Questo sogno domanda necessariamente un lavoro teologico sul potere e sulla forma della ministerialità. A maggio il CTI ha organizzato un seminario sull’autorità delle teologie delle donne, da cui nascono posizionamenti, pensieri, trasformazioni, anche pratiche. L’evento si colloca a monte di dibattiti specifici sui ruoli, sulla leadership, sulla ordinazione, senza escludere nulla di tali questioni. Sono tuttavia convinta che sia bene declinare tutto questo attorno alla massima: più autorità e meno potere.

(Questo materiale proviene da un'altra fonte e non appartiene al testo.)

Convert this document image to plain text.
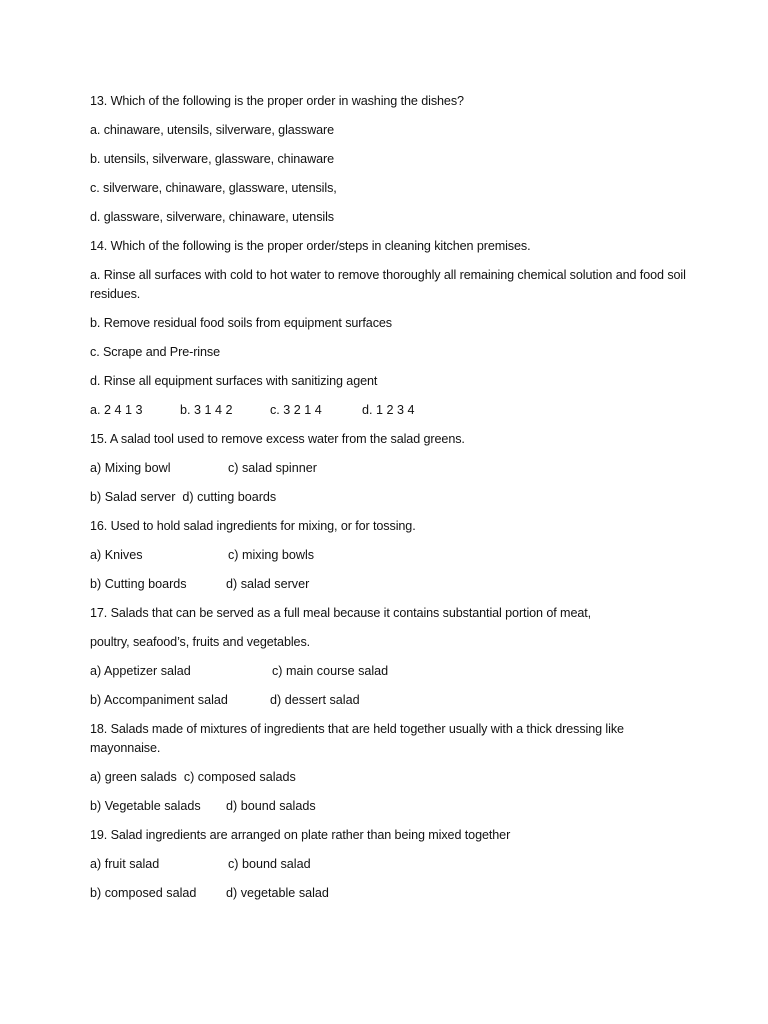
13. Which of the following is the proper order in washing the dishes?
a. chinaware, utensils, silverware, glassware
b. utensils, silverware, glassware, chinaware
c. silverware, chinaware, glassware, utensils,
d. glassware, silverware, chinaware, utensils
14. Which of the following is the proper order/steps in cleaning kitchen premises.
a. Rinse all surfaces with cold to hot water to remove thoroughly all remaining chemical solution and food soil residues.
b. Remove residual food soils from equipment surfaces
c. Scrape and Pre-rinse
d. Rinse all equipment surfaces with sanitizing agent
a. 2 4 1 3	b. 3 1 4 2	c. 3 2 1 4	d. 1 2 3 4
15. A salad tool used to remove excess water from the salad greens.
a) Mixing bowl	c) salad spinner
b) Salad server d) cutting boards
16. Used to hold salad ingredients for mixing, or for tossing.
a) Knives	c) mixing bowls
b) Cutting boards	d) salad server
17. Salads that can be served as a full meal because it contains substantial portion of meat,
poultry, seafood’s, fruits and vegetables.
a) Appetizer salad	c) main course salad
b) Accompaniment salad	d) dessert salad
18. Salads made of mixtures of ingredients that are held together usually with a thick dressing like mayonnaise.
a) green salads c) composed salads
b) Vegetable salads	d) bound salads
19. Salad ingredients are arranged on plate rather than being mixed together
a) fruit salad	c) bound salad
b) composed salad	d) vegetable salad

Da questa via, credo, può/ deve passare una riforma della Chiesa.

di Lucia Vantini


LUCIA VANTINI
dice di avere due anime fuse in una: quella filosofica e quella teologica, senza soluzione di continuità. Veronese, classe 1972, sposata, tre figli, a Verona  insegna Teologia fondamentale e Antropologia all’Istituto Superiore di Scienze Religiose San Pietro Martire,  di Antropologia filosofica e Antropologia teologica allo Studio teologico San Zeno, Storia della filosofia contemporanea all’Università statale, ed è docente presso il Pontificio Istituto Teologico Giovanni Paolo II a Roma. Dal giugno 2021  è la terza presidente, dopo Marinella Perroni e Cristina Simonelli, del Coordinamento teologhe italiane (Cti), nato a Roma nel 2003 per sostenere le donne impegnate nella ricerca teologica e promuovere gli studi di genere in Teologia. Oggi il Cti conta più di 160 tra socie e soci,  cura tre collane di libri (“Sui generis” con edizioni Effatà, “Teologhe e teologie” con Nerbini, “Exousia” con San Paolo) e un blog (“Il regno delle donne”, in collaborazione con la rivista “Il Regno”), ed è parte attiva del Coordinamento delle associazioni teologiche italiane, il Cati. Il prossimo seminario nazionale Cti si svolgerà a Roma il 7 maggio 2022 e avrà come tema l’autorità della teologia delle donne; che in Italia sono state ammesse a frequentare  le facoltà teologiche nel 1965, ma  da allora assicurano una presenza  crescente e una voce plurima e attenta.. Le abbiamo chiesto una riflessione  sul suo essere cattolica e su cosa ha rappresentato e rappresenta la spinta femminista nella Chiesa.